By Farid Hossain, AP
JHARABARSHA, Bangladesh (AP)—Amina Begum had never seen a computer until a few years ago, but now she’s on Skype regularly with her husband. A woman on a bicycle brings the Internet to her.
JHARABARSHA, Bangladesh (AP)—Amina Begum had never seen a computer until a few years ago, but now she’s on Skype regularly with her husband. A woman on a bicycle brings the Internet to her.
Dozens of “Info Ladies” bike into remote Bangladeshi villages with
laptops and Internet connections, helping tens of thousands of
people—especially women—get everything from government services to chats with
distant loved ones. It’s a vital service in a country where only 5 million of
152 million people have Internet access.
The Info Ladies project, created in 2008 by local development group
D.Net and other community organizations, is modeled after a program that helped
make cellphones widespread in Bangladesh. It intends to enlist thousands more
workers in the next few years with startup funds from the South Asian country’s
central bank and expatriates working around the world.
D.Net recruits the women and trains them for three months to use a
computer, the Internet, a printer and a camera. It arranges bank loans for the
women to buy bicycles and equipment.
“This way we are providing jobs to jobless women and at the same time
empowering villagers with critical information,” said Ananya Raihan, D.Net’s
executive director.
The women—usually undergraduates from middle-class rural families—aren’t
doling out charity. Begum pays 200 takas ($2.40) for an hour of Skype time with
her husband, who works in Saudi Arabia.
Begum smiles shyly when her husband’s cheerful face pops up. With
earphones in place, she excitedly tells him she received the money he sent last
month. He asks her to buy farm land.
Even Begum’s elderly mother-in-law now uses Skype to talk with her son.

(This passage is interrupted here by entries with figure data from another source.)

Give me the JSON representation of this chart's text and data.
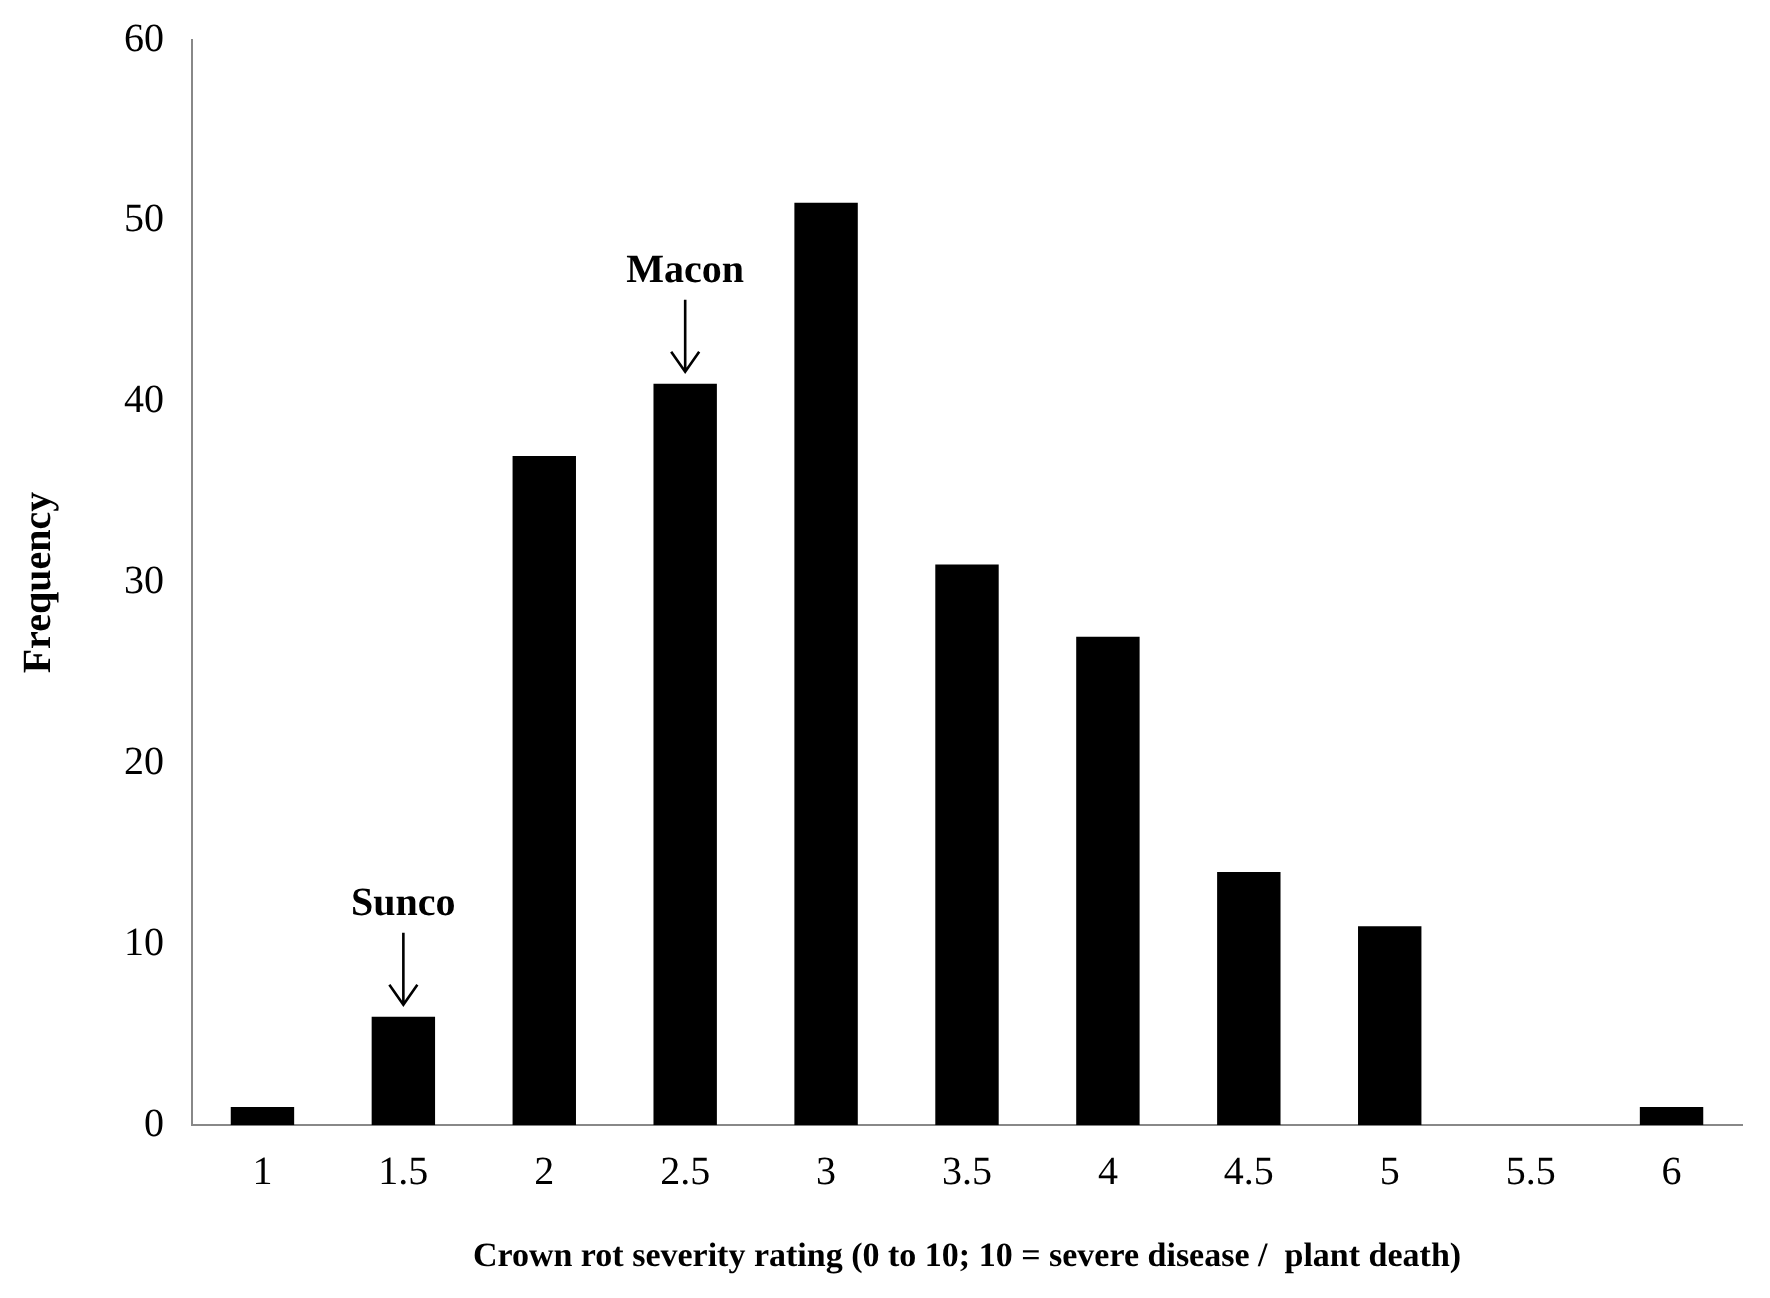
{
  "chart_data": {
    "type": "bar",
    "xlabel": "Crown rot severity rating (0 to 10; 10 = severe disease /  plant death)",
    "ylabel": "Frequency",
    "categories": [
      "1",
      "1.5",
      "2",
      "2.5",
      "3",
      "3.5",
      "4",
      "4.5",
      "5",
      "5.5",
      "6"
    ],
    "values": [
      1,
      6,
      37,
      41,
      51,
      31,
      27,
      14,
      11,
      0,
      1
    ],
    "color": "#000000",
    "ylim": [
      0,
      60
    ],
    "yticks": [
      0,
      10,
      20,
      30,
      40,
      50,
      60
    ],
    "grid": false,
    "legend": false,
    "annotations": [
      {
        "text": "Sunco",
        "x": "1.5",
        "y": 6
      },
      {
        "text": "Macon",
        "x": "2.5",
        "y": 41
      }
    ]
  }
}
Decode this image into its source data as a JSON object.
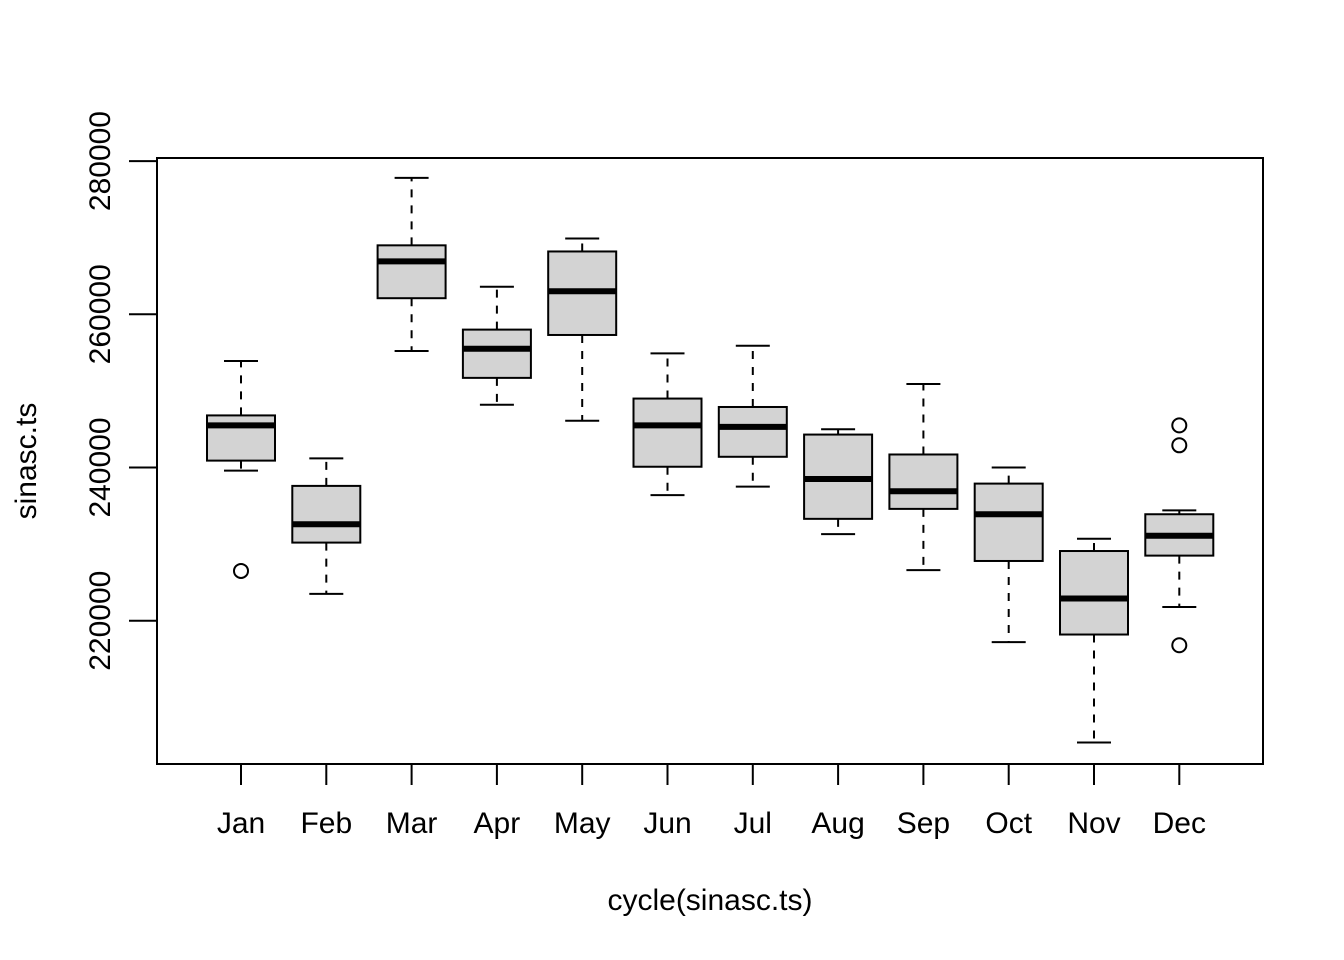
{
  "chart_data": {
    "type": "boxplot",
    "xlabel": "cycle(sinasc.ts)",
    "ylabel": "sinasc.ts",
    "categories": [
      "Jan",
      "Feb",
      "Mar",
      "Apr",
      "May",
      "Jun",
      "Jul",
      "Aug",
      "Sep",
      "Oct",
      "Nov",
      "Dec"
    ],
    "yticks": [
      220000,
      240000,
      260000,
      280000
    ],
    "ytick_labels": [
      "220000",
      "240000",
      "260000",
      "280000"
    ],
    "ylim": [
      201300,
      280400
    ],
    "grid": false,
    "colors": {
      "box_fill": "#d3d3d3",
      "stroke": "#000000",
      "background": "#ffffff"
    },
    "boxes": [
      {
        "label": "Jan",
        "whisker_low": 239600,
        "q1": 240900,
        "median": 245500,
        "q3": 246800,
        "whisker_high": 253900,
        "outliers": [
          226500
        ]
      },
      {
        "label": "Feb",
        "whisker_low": 223500,
        "q1": 230200,
        "median": 232600,
        "q3": 237600,
        "whisker_high": 241200,
        "outliers": []
      },
      {
        "label": "Mar",
        "whisker_low": 255200,
        "q1": 262100,
        "median": 266900,
        "q3": 269000,
        "whisker_high": 277800,
        "outliers": []
      },
      {
        "label": "Apr",
        "whisker_low": 248200,
        "q1": 251700,
        "median": 255500,
        "q3": 258000,
        "whisker_high": 263600,
        "outliers": []
      },
      {
        "label": "May",
        "whisker_low": 246100,
        "q1": 257300,
        "median": 263000,
        "q3": 268200,
        "whisker_high": 269900,
        "outliers": []
      },
      {
        "label": "Jun",
        "whisker_low": 236400,
        "q1": 240100,
        "median": 245500,
        "q3": 249000,
        "whisker_high": 254900,
        "outliers": []
      },
      {
        "label": "Jul",
        "whisker_low": 237500,
        "q1": 241400,
        "median": 245300,
        "q3": 247900,
        "whisker_high": 255900,
        "outliers": []
      },
      {
        "label": "Aug",
        "whisker_low": 231300,
        "q1": 233300,
        "median": 238500,
        "q3": 244300,
        "whisker_high": 245000,
        "outliers": []
      },
      {
        "label": "Sep",
        "whisker_low": 226600,
        "q1": 234600,
        "median": 236900,
        "q3": 241700,
        "whisker_high": 250900,
        "outliers": []
      },
      {
        "label": "Oct",
        "whisker_low": 217200,
        "q1": 227800,
        "median": 233900,
        "q3": 237900,
        "whisker_high": 240000,
        "outliers": []
      },
      {
        "label": "Nov",
        "whisker_low": 204100,
        "q1": 218200,
        "median": 222900,
        "q3": 229100,
        "whisker_high": 230700,
        "outliers": []
      },
      {
        "label": "Dec",
        "whisker_low": 221800,
        "q1": 228500,
        "median": 231100,
        "q3": 233900,
        "whisker_high": 234400,
        "outliers": [
          245500,
          242900,
          216800
        ]
      }
    ]
  }
}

“We prefer using Skype to mobile phones because this way we can see him
on the screen,” Begum said, beaming happily from her tiny farming village in
Gaibandha district, 120 miles (192 kilometers) north of the capital, Dhaka.
In the neighboring village of Saghata, an Info Lady is 16-year-old
Tamanna Islam Dipa’s connection to social media.
The Info Ladies also provide a slew of social services—some for a fee
and others for free.
They sit with teenage girls where they talk about primary health care and
taboo subjects like menstrual hygiene, contraception and HIV. They help
villagers seeking government services write complaints to authorities under the
country’s newly-enacted Right to Information Act.
They talk to farmers about the correct use of fertilizer and
insecticides. For 10 takas (12 cents) they help students fill college
application forms online. They’re even trained to test blood pressure and blood
sugar levels.
“The Info Ladies are both entrepreneurs and public service providers,”
Raihan said.
Raihan borrowed the idea from Bangladeshi Nobel laureate Muhammad Yunus,
who in 2004 introduced mobile phones to rural women who had no access to
telephones of any kind, by training and sending out scores of “Mobile Ladies”
into the countryside.
That hugely successful experiment drew in commercial mobile phone
operators. Now more than 92 million people in Bangladesh have cellphone access.
Nearly 60 Info Ladies are working in 19 of Bangladesh’s 64 districts. By
2016, Raihan hopes to train 15,000 women.
“It’s very innovative,” says Jamilur Reza Chaudhury, a pioneer of
information technology education in Bangladesh. “The project is really having
an impact on the people at grass-root level.”